Volviendo al leit motiv de esta entrada, “las cosas no son nunca lo que parecen”. Qué la tierra es plana, que el sol orbita alrededor de ella, que las decisiones obedecen a fuerzas eminentemente racionales… Mentiras, espejismos, ilusiones que hoy resultan evidentes incluso para aquel que jamás pisó un laboratorio. Sin embargo, su defensa bien pudo costarles el prestigio, cuando no la vida, a Colón, Galileo o Freud...

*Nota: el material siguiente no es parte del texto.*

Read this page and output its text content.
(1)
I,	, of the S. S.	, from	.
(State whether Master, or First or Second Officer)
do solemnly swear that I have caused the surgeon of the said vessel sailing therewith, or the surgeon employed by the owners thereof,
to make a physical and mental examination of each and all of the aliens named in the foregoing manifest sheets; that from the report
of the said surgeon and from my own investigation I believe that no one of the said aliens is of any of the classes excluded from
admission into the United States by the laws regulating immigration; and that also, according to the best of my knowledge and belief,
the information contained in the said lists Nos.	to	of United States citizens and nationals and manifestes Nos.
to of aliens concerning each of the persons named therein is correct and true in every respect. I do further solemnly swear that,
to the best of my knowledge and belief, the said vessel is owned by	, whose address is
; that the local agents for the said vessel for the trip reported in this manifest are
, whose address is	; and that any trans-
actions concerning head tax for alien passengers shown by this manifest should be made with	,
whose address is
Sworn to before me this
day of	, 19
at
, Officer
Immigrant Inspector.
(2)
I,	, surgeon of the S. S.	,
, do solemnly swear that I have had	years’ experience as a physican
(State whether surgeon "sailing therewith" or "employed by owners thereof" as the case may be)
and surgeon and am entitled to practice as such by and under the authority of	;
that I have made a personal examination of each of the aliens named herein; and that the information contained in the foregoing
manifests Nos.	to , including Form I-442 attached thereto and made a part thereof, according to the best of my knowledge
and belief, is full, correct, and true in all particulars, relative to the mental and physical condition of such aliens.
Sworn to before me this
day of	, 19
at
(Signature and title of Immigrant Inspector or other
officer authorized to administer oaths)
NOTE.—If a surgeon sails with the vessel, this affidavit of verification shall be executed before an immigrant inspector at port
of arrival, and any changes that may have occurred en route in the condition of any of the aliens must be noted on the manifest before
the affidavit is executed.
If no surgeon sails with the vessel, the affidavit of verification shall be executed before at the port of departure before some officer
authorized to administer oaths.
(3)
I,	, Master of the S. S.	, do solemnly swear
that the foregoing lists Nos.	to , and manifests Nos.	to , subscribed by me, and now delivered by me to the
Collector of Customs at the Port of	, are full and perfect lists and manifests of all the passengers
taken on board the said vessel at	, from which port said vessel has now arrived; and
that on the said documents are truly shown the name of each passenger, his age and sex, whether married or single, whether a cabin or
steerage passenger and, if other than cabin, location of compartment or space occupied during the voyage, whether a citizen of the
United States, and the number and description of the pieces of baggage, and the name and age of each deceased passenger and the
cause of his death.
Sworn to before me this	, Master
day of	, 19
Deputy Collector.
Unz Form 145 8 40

Os voy a contar una historia bien triste: Se atribuye a Pasteur el descubrimiento de la relación entre gérmenes e infección, sin embargo, fue un médico húngaro el precursor del invento. Ignaz Philipp Semmelweis observó la alta mortandad que diezmaba los partos atendidos por médicos procedentes de la sala de autopsias. Basándose en su intuición, estableció un protocolo que comprendía el lavado de las manos con agua jabonosa, seguido de otro en agua clorada, consiguiendo un notable descenso en los fallecimientos entre parturientas y neonatos. Desgraciadamente, la ciencia de entonces no poseía instrumental de observación adecuado y a pesar de su importante ocurrencia Semmelweiss fue denigrado por sus colegas, muriendo olvidado en un manicomio de Viena. Eppur si muove, musitó Galileo con tal de salvar el pescuezo.
Y así cientos de casos en los que la ciencia niega los prodigios de la intuición para vampirizarlos al rato. Por tanto, no hay como aplicar a la ciencia su propia medicina para estallar la burbuja y devolverle algo de humildad. Como bien dijo Einstein: La imaginación es más importante que el conocimiento.